# Looking for "crooked" playhouse plans.



## bcraun (Aug 17, 2011)

My 4 year old is getting too big for the Costco playhouse that is currently in our yard. She loves the darn thing, but it's tome for her to move into a bigger place.

I've been looking for plans to build a Dr. Seuss style playhouse. I've found places that sell the 'crooked' playhouses, but no luck finding any plans.

Vnyone have any ideas?

Thanks


----------



## GearWorksguy (Aug 30, 2011)

www.kidscrookedhouse.com I looked at the site and they have a lot of ideas. You might contact them to see if they would sell you plans you could use. 

I would say that you could also take some standard plans and modify them some. It looks like a lot of work for a house that your daughter will outgrow.....

Editorial here.... My kids are in their late teens and 20's... As they aged they stopped wanting cutesy things that they would have to explain to their friends. So a thought to consider (as the parent) is to design the playhouse in a way that will not need to be explained to others. As the kids get older they want more and more to conform; this is not a bad thing since it is how kids get along in life...

I should also say that you might want to consider resale value of your "house" and have a more traditional playhouse that you could either sell when the time is right or leave for the next owners of your house... Just a thought...... 

End of editorial....

I hope this helps.........


----------



## CabinJack (Jan 2, 2012)

*Crooked Playhouse*

I too looked high and low for crooked playhouse plans - and ended up developing my own. I built a playhouse for an under-privileged 11-year old neighbor girl. One stipulation was that when she outgrew it, it could function as a tool shed; so the back wall of the house is plumb - and has a 6' tall 25" wide door for adults and lawnmowers, etc.

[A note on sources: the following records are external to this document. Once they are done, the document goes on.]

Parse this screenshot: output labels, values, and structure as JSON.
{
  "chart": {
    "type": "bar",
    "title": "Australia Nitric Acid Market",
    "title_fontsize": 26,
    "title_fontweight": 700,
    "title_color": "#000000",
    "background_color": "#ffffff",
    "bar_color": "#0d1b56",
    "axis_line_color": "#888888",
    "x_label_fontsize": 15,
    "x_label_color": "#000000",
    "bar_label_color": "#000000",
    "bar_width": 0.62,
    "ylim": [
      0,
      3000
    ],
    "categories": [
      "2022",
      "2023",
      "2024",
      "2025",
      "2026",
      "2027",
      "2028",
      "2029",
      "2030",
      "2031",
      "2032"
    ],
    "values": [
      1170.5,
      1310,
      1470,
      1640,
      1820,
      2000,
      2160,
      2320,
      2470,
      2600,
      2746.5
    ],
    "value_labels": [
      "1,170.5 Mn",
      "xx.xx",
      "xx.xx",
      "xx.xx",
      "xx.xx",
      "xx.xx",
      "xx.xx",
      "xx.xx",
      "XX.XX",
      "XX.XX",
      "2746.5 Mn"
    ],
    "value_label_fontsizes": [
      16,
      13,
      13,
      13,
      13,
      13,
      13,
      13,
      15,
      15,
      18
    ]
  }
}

Here are a couple pics. I don't have formal plans, but if you're interested, let me know and I'll put together some plans for you.

CabinJack


----------



## MMCCULLERS (Dec 12, 2012)

*Wanted to Build Multi-Funtional Crooked Playhouse*

I am looking to build my daughter the same type of crooked playhouse you described that could function as a tool shed when she outgrows it. I think this is brilliant and could use help with some plans if you have something you could share. Any help with this Christmas project will be greatly appreciated by all.

Thanks

Mike


----------